Degas’s own planned contribution for the failed journal Le Jour et la nuit was the etching now known as Mary Cassatt at the Louvre: The Etruscan Gallery. Cassatt once remarked that she posed for Degas “only once in a while when he finds the movement difficult and the model cannot seem to get his idea.” Yet the theme of Cassatt strolling through the Louvre clearly fascinated him, resulting in a rich body of work produced in a range of media over a number of years. Encompassing two prints, at least five drawings, a half-dozen pastels, and two paintings, the series marks one of Degas’s most intense and sustained meditations upon a single motif.
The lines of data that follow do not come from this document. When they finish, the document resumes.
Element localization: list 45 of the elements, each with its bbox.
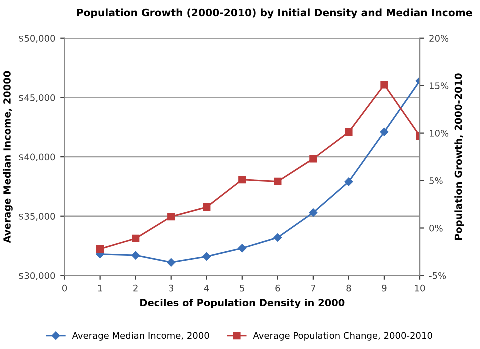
legend-label: Average Population Change, 2000-2010 (253, 332, 432, 341)
y2-tick-label: 10% (430, 130, 449, 137)
y2-tick-label: -5% (429, 272, 446, 280)
point (345, 128, 353, 136)
x-tick-label: 10 (415, 284, 426, 292)
x-tick-label: 6 (276, 284, 280, 292)
point (202, 252, 212, 261)
x-tick-label: 8 (346, 284, 352, 292)
y-tick-label: $40,000 (19, 154, 56, 162)
point (238, 176, 246, 184)
y2-tick-label: 0% (430, 224, 443, 232)
point (380, 81, 388, 89)
y2-tick-label: 20% (430, 35, 449, 42)
x-tick-label: 9 (382, 284, 387, 292)
point (132, 234, 140, 243)
point (96, 245, 104, 253)
y2-tick-label: 15% (430, 82, 449, 90)
x-tick-label: 7 (311, 285, 316, 292)
chart-title: Population Growth (2000-2010) by Initial Density and Median Income (77, 8, 472, 19)
point (274, 234, 282, 242)
point (380, 128, 389, 136)
y2-tick-label: 5% (430, 178, 443, 184)
point (344, 178, 354, 186)
point (309, 208, 318, 217)
y2-axis-title: Population Growth, 2000-2010 (454, 74, 464, 240)
point (274, 178, 282, 186)
x-tick-label: 0 (62, 284, 68, 292)
point (168, 213, 176, 221)
y-tick-label: $50,000 (19, 34, 56, 44)
x-tick-label: 2 (134, 284, 138, 292)
point (238, 244, 247, 253)
x-tick-label: 4 (204, 285, 210, 292)
y-tick-label: $35,000 (19, 212, 56, 222)
legend-label: Average Median Income, 2000 (72, 332, 210, 341)
x-axis-title: Deciles of Population Density in 2000 (140, 299, 345, 309)
point (132, 251, 140, 260)
point (310, 155, 318, 163)
x-tick-label: 5 (240, 285, 244, 292)
point (167, 258, 176, 267)
y-axis-title: Average Median Income, 20000 (3, 71, 13, 244)
x-tick-label: 3 (169, 284, 174, 292)
point (203, 204, 211, 212)
x-tick-label: 1 (98, 285, 102, 292)
y-tick-label: $45,000 (19, 94, 56, 102)
y-tick-label: $30,000 (19, 272, 56, 280)
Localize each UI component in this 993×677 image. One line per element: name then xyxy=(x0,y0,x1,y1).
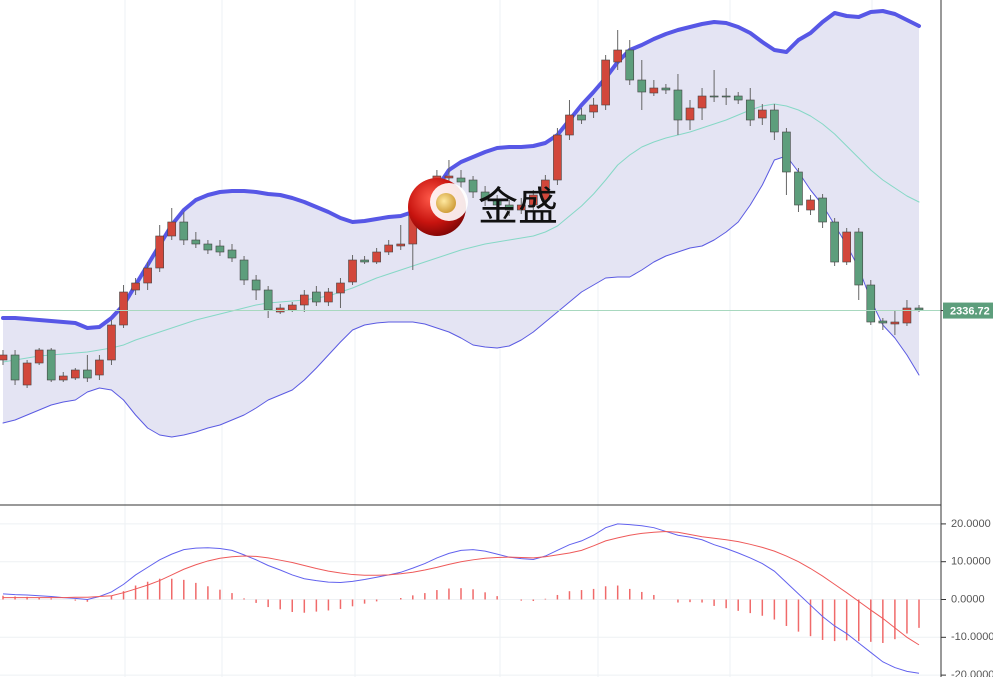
candle-body xyxy=(287,304,297,311)
band-line xyxy=(2,155,920,438)
y-tick-label: -20.0000 xyxy=(951,669,993,677)
candle-body xyxy=(577,114,586,121)
candle-body xyxy=(83,369,92,379)
candle-body xyxy=(215,245,225,253)
candle-body xyxy=(516,204,526,211)
candle-body xyxy=(601,59,610,106)
candle-body xyxy=(697,95,707,109)
candle-body xyxy=(914,307,924,311)
candle-body xyxy=(34,349,44,364)
candle-body xyxy=(360,259,369,263)
candle-body xyxy=(830,221,839,263)
macd-line xyxy=(2,523,920,674)
candle-body xyxy=(709,95,719,98)
candle-body xyxy=(878,320,888,324)
candle-body xyxy=(0,354,8,361)
candle-body xyxy=(203,243,213,251)
candle-body xyxy=(336,282,345,294)
candle-body xyxy=(239,259,249,281)
candle-body xyxy=(155,235,164,269)
candle-body xyxy=(649,87,659,94)
plot-layer xyxy=(0,9,941,676)
logo xyxy=(408,178,468,236)
candle-body xyxy=(492,199,502,206)
y-tick-label: 0.0000 xyxy=(951,593,985,605)
candle-body xyxy=(46,349,56,381)
candle-body xyxy=(372,251,381,263)
candle-body xyxy=(468,179,478,193)
candle-body xyxy=(504,204,514,211)
candle-body xyxy=(733,95,743,101)
y-tick-label: -10.0000 xyxy=(951,631,993,643)
candle-body xyxy=(227,249,237,259)
candle-body xyxy=(745,99,755,121)
candle-body xyxy=(263,289,273,311)
candle-body xyxy=(770,109,779,133)
candle-body xyxy=(818,197,827,223)
candle-body xyxy=(661,87,671,91)
candle-body xyxy=(251,279,261,291)
candle-body xyxy=(167,221,177,237)
band-line xyxy=(2,103,920,363)
candle-body xyxy=(312,291,321,303)
candle-body xyxy=(806,199,815,211)
candle-body xyxy=(444,175,454,179)
candle-body xyxy=(685,107,695,121)
y-tick-label: 10.0000 xyxy=(951,556,991,568)
candle-body xyxy=(71,369,80,379)
candle-body xyxy=(348,259,357,283)
candle-body xyxy=(782,131,791,173)
candle-body xyxy=(721,95,731,98)
candle-body xyxy=(275,307,285,313)
y-tick-label: 20.0000 xyxy=(951,518,991,530)
candle-body xyxy=(541,179,550,201)
candle-body xyxy=(842,231,851,263)
candle-body xyxy=(456,177,466,183)
candle-body xyxy=(300,294,309,306)
candle-body xyxy=(58,375,68,381)
candle-body xyxy=(95,359,104,376)
candle-body xyxy=(131,282,140,291)
candle-body xyxy=(758,109,767,119)
candle-body xyxy=(324,291,333,303)
candle-body xyxy=(625,49,635,81)
candle-body xyxy=(480,191,490,201)
candle-body xyxy=(529,194,538,206)
candle-body xyxy=(191,239,201,245)
candle-body xyxy=(673,89,683,121)
macd-line xyxy=(3,530,920,646)
logo-gold xyxy=(436,193,456,213)
candle-body xyxy=(22,362,32,386)
last-price-tag xyxy=(943,302,993,319)
last-price-label: 2336.72 xyxy=(950,305,990,317)
candle-body xyxy=(10,354,20,381)
candle-body xyxy=(143,267,152,284)
watermark: 金盛 xyxy=(478,184,558,230)
candle-body xyxy=(384,244,393,253)
candle-body xyxy=(179,221,189,241)
candle-body xyxy=(553,134,562,181)
candle-body xyxy=(794,171,803,206)
candle-body xyxy=(589,104,598,113)
candle-body xyxy=(565,114,574,136)
candle-body xyxy=(613,49,622,63)
candle-body xyxy=(902,307,912,324)
candle-body xyxy=(396,243,406,247)
candle-body xyxy=(866,284,876,323)
candle-body xyxy=(107,324,116,361)
candle-body xyxy=(119,291,128,326)
band-fill xyxy=(3,11,919,437)
candle-body xyxy=(637,79,647,93)
candle-body xyxy=(854,231,864,286)
candle-body xyxy=(890,321,900,325)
Mary Cassatt at the Louvre
Edgar Degas, Mary Cassatt at the Louvre: The Etruscan Gallery, 1879–1880, softground etching, drypoint, aquatint, and etching, retouched with red chalk, The Art Institute of Chicago, Albert Roullier Memorial Collection. Photography © The Art Institute of Chicago
Degas’s choice of the Louvre as the setting for this group of works spoke to the two friends’ mutual appreciation for art and its tradition. In the series, he depicted Cassatt as an elegantly dressed museum goer, wholly absorbed in her study of art. Nearby, a seated companion (usually identified as Cassatt’s sister Lydia) looks up from her guidebook. Cassatt, with her back turned fully to the viewer, balances against an umbrella in a pose that highlights the curve of her body and underscores her air of assurance. Although the precise relationship between the various works is not entirely certain, Degas most likely began with drawings and pastels of individual figures that served as references for the series as a whole. The more elaborate pastels and paintings of women visiting a museum culminate the series.